Great - and pending - public transport construction works are rebooted

2 min

This has been a key week for metropolitan public transport. Four major projects and works that have been pending for many years have been rebooted, and it seems that, although there are reasons to remain sceptical after so many failed announcements, the forthcoming and long-awaited arrival of European funds as well as the increase of public spending could make them really come through this time.

The first announcement came on Wednesday, when the first trains began to run on the buried tracks of the future La Sagrera station. Despite the fact that they have not yet stopped, this is an important step towards improving the movement of the convoys with the goal, not yet officially defined, that in about five years time it will be fully operational. Line 9 will pass through this fundamental intermodal station, which has also been reactivated after the Catalan Government announced on Thursday a change in the financing model, which will now be charged to the budgets, and a new extension of the construction works until 2027. Friday was the day for RENFE's Rodalíes, with the Spanish government promising an investment of 6.3 billion over 10 years to install new tracks, improve old stations and build new ones, and buy new convoys. And finally, yesterday the municipal government of Barcelona announced an agreement with ERC that will enable the approval of the tramway connection on the Diagonal, which would mean that the works on the section between Plaça de les Glòries and Verdaguer will start next year.

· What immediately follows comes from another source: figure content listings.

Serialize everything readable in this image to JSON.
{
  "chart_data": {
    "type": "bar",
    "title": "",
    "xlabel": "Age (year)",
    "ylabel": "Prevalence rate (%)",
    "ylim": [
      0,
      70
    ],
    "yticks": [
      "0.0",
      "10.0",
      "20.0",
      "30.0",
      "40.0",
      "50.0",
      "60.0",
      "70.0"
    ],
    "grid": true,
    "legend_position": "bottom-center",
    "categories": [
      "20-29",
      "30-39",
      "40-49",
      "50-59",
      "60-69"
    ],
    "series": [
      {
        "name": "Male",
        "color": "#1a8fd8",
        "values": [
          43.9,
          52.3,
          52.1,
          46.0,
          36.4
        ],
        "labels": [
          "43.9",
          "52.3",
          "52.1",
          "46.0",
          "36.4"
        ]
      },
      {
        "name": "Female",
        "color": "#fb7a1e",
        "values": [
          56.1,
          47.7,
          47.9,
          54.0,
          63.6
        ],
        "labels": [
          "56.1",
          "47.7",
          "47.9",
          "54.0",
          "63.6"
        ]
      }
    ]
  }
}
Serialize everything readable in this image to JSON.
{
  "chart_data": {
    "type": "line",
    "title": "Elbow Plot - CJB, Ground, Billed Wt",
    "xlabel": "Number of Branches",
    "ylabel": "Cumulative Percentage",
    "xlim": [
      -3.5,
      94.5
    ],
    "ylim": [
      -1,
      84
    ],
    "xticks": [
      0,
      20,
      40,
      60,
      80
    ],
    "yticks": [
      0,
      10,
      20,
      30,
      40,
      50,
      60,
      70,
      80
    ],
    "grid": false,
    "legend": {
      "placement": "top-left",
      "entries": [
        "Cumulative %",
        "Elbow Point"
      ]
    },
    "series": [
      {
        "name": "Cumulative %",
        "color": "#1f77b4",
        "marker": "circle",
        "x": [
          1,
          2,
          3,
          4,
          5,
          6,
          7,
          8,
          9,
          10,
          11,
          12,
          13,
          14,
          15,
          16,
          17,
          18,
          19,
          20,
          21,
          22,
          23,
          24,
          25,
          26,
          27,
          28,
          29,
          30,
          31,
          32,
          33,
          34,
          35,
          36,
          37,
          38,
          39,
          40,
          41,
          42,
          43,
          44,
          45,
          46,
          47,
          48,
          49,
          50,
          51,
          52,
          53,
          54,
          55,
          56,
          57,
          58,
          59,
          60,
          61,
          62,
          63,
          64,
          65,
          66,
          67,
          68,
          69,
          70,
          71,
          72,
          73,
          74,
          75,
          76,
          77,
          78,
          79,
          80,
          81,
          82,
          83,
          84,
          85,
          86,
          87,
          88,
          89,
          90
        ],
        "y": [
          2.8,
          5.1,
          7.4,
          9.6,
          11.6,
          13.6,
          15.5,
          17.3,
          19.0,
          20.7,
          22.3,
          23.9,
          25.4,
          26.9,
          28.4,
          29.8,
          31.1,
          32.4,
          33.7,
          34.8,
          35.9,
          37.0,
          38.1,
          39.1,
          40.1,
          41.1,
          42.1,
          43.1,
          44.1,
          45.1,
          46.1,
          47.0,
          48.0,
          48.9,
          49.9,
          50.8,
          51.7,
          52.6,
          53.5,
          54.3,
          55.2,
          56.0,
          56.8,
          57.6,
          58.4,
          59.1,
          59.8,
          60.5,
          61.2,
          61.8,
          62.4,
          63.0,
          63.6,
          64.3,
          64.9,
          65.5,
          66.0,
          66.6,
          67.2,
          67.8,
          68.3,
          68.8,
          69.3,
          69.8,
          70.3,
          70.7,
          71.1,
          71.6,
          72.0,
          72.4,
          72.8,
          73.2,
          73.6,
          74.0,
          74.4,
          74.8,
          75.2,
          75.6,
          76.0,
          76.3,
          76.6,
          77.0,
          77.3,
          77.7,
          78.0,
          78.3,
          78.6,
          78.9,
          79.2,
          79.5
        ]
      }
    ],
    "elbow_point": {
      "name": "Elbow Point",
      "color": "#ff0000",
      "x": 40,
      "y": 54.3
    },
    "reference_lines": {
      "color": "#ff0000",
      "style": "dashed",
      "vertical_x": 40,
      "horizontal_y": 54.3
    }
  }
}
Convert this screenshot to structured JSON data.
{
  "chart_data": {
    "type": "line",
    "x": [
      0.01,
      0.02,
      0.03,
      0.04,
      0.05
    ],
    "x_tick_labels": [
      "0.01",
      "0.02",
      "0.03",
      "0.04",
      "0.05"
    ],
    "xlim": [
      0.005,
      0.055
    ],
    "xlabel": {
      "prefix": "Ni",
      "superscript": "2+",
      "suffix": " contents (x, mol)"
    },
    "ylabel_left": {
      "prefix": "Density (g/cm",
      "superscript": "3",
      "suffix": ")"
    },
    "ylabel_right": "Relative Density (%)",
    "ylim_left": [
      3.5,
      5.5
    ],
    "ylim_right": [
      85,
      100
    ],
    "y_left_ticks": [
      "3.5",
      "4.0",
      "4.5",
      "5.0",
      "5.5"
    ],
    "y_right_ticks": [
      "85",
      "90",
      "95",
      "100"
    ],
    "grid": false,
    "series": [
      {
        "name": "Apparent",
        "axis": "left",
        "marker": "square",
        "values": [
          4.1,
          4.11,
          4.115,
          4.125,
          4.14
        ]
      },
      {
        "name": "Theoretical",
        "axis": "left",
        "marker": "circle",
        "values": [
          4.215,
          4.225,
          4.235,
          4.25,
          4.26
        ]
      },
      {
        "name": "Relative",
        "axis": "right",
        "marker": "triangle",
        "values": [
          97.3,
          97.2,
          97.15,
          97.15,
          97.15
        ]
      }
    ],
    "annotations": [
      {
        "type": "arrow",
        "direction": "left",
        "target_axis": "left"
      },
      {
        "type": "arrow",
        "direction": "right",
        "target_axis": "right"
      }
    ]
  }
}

Four major projects that will end many years of delays and that are basic, especially the first three, to ensure metropolitan mobility in public transport, which is the necessary objective to ensure ecological sustainability and also economic and social sustainability of the whole area. Without quality public transport, it is difficult for the goal of reducing the number of cars and the pollution they cause to be feasible. And, right now, it seems that, at least in Barcelona, the plan to reduce the number of private vehicles in the city centre is going faster than the public transport improvement that allows peripheral neighbourhoods or other towns to access the city.

The pandemic has further accelerated the process by which the city is gaining pedestrian and bicycle lane space. However, the pandemic has also translated in an increase in the use of private vehicles, because many citizens are afraid to take public transport. Until normality is reached, and until the planned construction works are completed, years of conflictive mobility are ahead of us. We will have to take this into account and avoid maximalist positions. Progress regarding the common sustainability goal is needed, but without further penalizing citizens.